17β-Estradiol Inhibits Ca 2+ Influx and Ca 2+ Release Induced by Thromboxane A 2 in Porcine Coronary Artery

Abstract
Background We wished to investigate the possible mechanism of the protective effect of estrogen replacement on coronary atherosclerosis observed in postmenopausal women. Methods and Results Cytosolic Ca 2+ concentration ([Ca 2+ ] i ) and contraction were measured simultaneously in fura 2–loaded porcine coronary arterial strips stimulated by the thromboxane A 2 analogue U46619 and high-K + depolarization in the presence and absence of 17β-estradiol.
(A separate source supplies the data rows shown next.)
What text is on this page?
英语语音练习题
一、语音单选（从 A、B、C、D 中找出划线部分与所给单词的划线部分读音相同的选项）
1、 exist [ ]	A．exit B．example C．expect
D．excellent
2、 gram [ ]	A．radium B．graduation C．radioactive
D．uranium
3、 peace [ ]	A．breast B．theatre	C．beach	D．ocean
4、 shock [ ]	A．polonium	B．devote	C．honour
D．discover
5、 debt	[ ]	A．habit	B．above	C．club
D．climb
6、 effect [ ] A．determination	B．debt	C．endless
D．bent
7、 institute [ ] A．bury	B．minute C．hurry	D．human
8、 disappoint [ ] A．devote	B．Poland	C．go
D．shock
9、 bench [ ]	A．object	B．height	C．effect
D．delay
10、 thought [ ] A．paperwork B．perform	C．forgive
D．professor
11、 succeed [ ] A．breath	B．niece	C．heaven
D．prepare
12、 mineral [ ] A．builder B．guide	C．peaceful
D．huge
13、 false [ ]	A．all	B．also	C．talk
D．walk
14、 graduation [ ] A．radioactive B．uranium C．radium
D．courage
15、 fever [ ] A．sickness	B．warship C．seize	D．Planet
Pretreatment with 17β-estradiol (30 nmol/L to 30 μmol/L) inhibited the sustained elevation of [Ca 2+ ] i and the sustained contraction induced by 300 nmol/L U46619. Higher concentrations of 17β-estradiol (1 to 100 μmol/L) also inhibited the U46619-induced transient increase in [Ca 2+ ] i and contraction in the absence of extracellular Ca 2+ . In the strips precontracted by 90 mmol/L K + , 17β-estradiol (30 μmol/L) inhibited the increases in [Ca 2+ ] i and contraction to resting levels. In contrast, 30 μmol/L 17β-estradiol only partially inhibited the U46619-induced sustained contraction, despite complete inhibition of the sustained increase in [Ca 2+ ] i . Verapamil (10 μmol/L) also strongly inhibited the sustained increase in [Ca 2+ ] i induced by 300 nmol/L U46619, with a partial inhibition of the U46619-induced sustained contraction. A subsequent addition of 30 μmol/L 17β-estradiol did not show an additional inhibitory effect on either the [Ca 2+ ] i or the tension after the addition of verapamil. 17β-Estradiol (10 μmol/L) also inhibited the increase in [Ca 2+ ] i and the contraction induced by cumulative addition of Ca 2+ in the strips pretreated with 90 mmol/L K + . However, 17β-estradiol did not change the slope of the [Ca 2+ ] i -tension curves. 17β-Estradiol (10 μmol/L) had no effect on the levels of cAMP and cGMP in the coronary strips. Conclusions 17β-Estradiol inhibits the contraction of coronary vascular smooth muscle mainly by inhibiting Ca 2+ influx without changing Ca 2+ sensitivity of contractile elements. The Ca 2+ channel blocker–like action of 17β-estradiol may explain at least a part of the antiatherosclerotic effect of estrogen.